U.S. Supreme Court Piquignot v. Pennsylvania Railroad Company, 57 U.S. 16 How. 104 104 (1853)
Piquignot v. Pennsylvania Railroad Company
57 U.S. (16 How.) 104
ERROR TO THE CIRCUIT COURT OF THE UNITED
STATES FOR THE WESTERN DISTRICT OF PENNSYLVANIA
Under the twenty-second section of the Judiciary Act of 1789, this Court cannot reverse the judgment of he court below for error in ruling any plea in abatement other than a plea to the jurisdiction of the Court.
In Pennsylvania it is not usual to make a record of the judgment in any legal form. But there is no necessity that the courts of the United States should follow such careless precedents.
Where a suit was brought in which the plaintiff was described as a citizen of France against the Pennsylvania Railroad Company, without any averment that the defendants were a corporation under the laws of Pennsylvania or that the place of business of the corporation was there or that its corporators, managers, or directors were citizens of Pennsylvania, the absence of such an averment was fatal to the jurisdiction of the Court.
The facts in the case are stated in the opinion of the Court.
MR. JUSTICE GRIER delivered the opinion of the Court.
The caption of this suit and the declaration describe the plaintiff as a citizen of France, but contain no averment as to the citizenship of the defendant. Nor does it state whether "The Pennsylvania Railroad Company" is a corporation or a private association or the name of an individual. The declaration avers that the defendants are transporters of emigrants for hire, and undertook to convey the plaintiff and his wife from Philadelphia to Pittsburgh, but did it in such a negligent and careless manner that his wife was frozen to death on her passage. The defendant pleaded in abatement another action pending for the same cause of action between the same parties in the District Court of Alleghany County. To this plea the plaintiff demurred, and the court gave "judgment upon the demurrer in favor of the defendants." Whereupon the plaintiff brought this writ of error.
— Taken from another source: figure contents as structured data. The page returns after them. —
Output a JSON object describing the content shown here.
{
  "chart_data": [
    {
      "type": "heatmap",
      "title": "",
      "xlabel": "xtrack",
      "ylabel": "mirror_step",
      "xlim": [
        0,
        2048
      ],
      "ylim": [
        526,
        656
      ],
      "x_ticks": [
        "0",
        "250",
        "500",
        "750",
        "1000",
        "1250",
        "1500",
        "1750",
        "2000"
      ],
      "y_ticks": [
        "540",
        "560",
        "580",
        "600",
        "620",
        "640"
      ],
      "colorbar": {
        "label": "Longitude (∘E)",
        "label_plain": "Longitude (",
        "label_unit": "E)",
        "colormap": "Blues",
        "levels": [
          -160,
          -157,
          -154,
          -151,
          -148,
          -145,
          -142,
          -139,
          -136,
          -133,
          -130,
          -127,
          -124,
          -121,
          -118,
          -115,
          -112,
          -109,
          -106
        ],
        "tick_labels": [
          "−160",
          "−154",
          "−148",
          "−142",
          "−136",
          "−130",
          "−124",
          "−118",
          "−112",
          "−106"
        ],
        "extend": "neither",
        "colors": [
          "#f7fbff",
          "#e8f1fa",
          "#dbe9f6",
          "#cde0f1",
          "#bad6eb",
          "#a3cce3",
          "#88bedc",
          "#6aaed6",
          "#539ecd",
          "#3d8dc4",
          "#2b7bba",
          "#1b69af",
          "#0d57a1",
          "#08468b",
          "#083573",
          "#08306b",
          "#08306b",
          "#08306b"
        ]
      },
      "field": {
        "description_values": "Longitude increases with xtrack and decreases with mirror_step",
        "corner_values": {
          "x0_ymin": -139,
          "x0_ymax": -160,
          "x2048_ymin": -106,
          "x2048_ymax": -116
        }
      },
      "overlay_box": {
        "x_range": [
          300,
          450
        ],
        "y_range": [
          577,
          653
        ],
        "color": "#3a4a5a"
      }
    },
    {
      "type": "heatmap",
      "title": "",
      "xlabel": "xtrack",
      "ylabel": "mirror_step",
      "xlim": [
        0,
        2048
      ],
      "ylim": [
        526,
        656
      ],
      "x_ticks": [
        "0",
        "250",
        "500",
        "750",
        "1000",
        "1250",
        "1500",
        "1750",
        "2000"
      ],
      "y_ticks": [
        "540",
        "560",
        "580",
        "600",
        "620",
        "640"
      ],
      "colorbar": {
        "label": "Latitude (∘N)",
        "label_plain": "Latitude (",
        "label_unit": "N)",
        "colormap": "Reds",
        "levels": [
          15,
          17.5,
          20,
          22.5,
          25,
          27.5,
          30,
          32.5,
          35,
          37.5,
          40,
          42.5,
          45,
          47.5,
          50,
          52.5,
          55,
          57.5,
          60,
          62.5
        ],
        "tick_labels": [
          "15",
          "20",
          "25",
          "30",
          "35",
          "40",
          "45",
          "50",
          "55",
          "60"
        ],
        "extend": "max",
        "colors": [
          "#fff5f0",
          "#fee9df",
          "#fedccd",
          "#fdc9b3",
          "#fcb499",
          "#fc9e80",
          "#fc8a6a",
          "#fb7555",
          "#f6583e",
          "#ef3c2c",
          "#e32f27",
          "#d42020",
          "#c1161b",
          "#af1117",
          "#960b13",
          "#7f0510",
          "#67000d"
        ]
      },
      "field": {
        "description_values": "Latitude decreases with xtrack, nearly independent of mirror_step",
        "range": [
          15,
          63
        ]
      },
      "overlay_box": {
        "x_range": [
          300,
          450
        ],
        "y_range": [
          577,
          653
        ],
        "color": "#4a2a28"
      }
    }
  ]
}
The question raised by the plea in abatement in this case is one of considerable importance and on which there is some conflict of opinion and decision, but the judgment of the court below on the plea is not subject to our revision on a writ of error.
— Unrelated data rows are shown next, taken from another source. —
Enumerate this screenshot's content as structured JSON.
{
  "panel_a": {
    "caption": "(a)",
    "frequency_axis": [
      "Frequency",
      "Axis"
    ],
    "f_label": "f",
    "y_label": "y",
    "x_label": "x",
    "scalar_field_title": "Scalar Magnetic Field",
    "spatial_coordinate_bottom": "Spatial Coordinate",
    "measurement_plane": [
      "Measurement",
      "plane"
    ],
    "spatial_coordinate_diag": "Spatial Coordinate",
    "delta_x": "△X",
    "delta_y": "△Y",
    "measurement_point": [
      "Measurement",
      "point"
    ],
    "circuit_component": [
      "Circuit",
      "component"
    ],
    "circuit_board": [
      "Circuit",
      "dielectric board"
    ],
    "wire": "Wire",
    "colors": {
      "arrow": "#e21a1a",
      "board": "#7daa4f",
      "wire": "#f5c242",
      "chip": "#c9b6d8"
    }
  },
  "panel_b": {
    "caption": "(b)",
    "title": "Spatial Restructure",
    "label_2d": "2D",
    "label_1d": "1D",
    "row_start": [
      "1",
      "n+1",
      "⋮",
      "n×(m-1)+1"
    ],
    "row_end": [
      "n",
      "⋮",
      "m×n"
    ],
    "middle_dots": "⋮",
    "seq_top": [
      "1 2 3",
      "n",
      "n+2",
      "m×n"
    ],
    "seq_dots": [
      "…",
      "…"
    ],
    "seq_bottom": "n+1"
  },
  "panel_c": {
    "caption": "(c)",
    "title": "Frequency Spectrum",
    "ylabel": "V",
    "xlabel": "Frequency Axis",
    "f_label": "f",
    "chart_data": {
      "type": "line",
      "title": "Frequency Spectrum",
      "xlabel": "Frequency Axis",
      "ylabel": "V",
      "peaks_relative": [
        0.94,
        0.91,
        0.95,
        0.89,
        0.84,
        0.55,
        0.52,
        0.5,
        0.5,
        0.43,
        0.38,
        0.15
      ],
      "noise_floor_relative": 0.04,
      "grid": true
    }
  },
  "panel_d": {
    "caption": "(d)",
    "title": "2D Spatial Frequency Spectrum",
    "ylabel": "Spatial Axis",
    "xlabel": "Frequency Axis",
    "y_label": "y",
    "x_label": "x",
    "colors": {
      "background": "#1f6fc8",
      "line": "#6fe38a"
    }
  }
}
The twenty-second section of the Judiciary Act, which defines what decrees or judgments in civil actions may be made the subjects of appeals or writ of error, provides "that there shall be no reversal on such writ of error, for error in ruling any plea in abatement other than a plea to the jurisdiction of the Court."
The question of jurisdiction has not been made the subject of plea or exception, nor is it necessary where it is patent on the face of the record. The judgment of the court, so far as the record is concerned, does not distinctly show whether the court quashed the writ on the plea in abatement or dismissed the suit for want of jurisdiction, as it might well have done. In Pennsylvania, it is not usual to make a record of the judgment in legal form. The word "judgment" for the party in whose favor it is, being the usual minute made by the clerk, from which a formal record of judgment may be made, but seldom or ever is made. It stands as a symbol to represent what the judgment ought to be, and therefore can never be erroneous. But there is no necessity that the courts of the United States should follow such careless precedents.
On a demurrer, the court will look to the first error in pleading, and if the declaration does not show that the court has jurisdiction of the parties, it may dismiss the cause on that ground. In this case, the declaration states the plaintiff to be a citizen of France, but gives no character as to the citizenship of the defendant. The name is most probably not intended to
designate an individual; if not, the record does not state that it is a corporation incorporated by the laws of Pennsylvania or having its place of business there, or that its corporators, managers, or directors are citizens of Pennsylvania, nor can the want of such averment be supplied by inference from the name. It is true, the act of Congress describes the jurisdiction of the Court to be "where an alien is a party," without describing the character of the other party, and the pleader may have been led into the error by looking no farther. But the Constitution, which is the superior law, defines the jurisdiction to be "between citizens of a state, and foreign states, citizens, or subjects," and, although it has been decided, Mason v. Blaireau, 2 Cranch 264, that the courts of the United States will entertain jurisdiction where all the parties are aliens if none of them objects to it, yet it does not appear in this case that the defendant is an alien.
It follows, therefore, that whatever construction be put on this record, the judgment of the court below must be
This cause came on to be heard on the transcript of the record from the Circuit Court of the United States for the Western District of Pennsylvania, and was argued by counsel. On consideration whereof, it is now here ordered and adjudged by this Court that the judgment of the said circuit court in this cause be and the same is hereby affirmed with costs.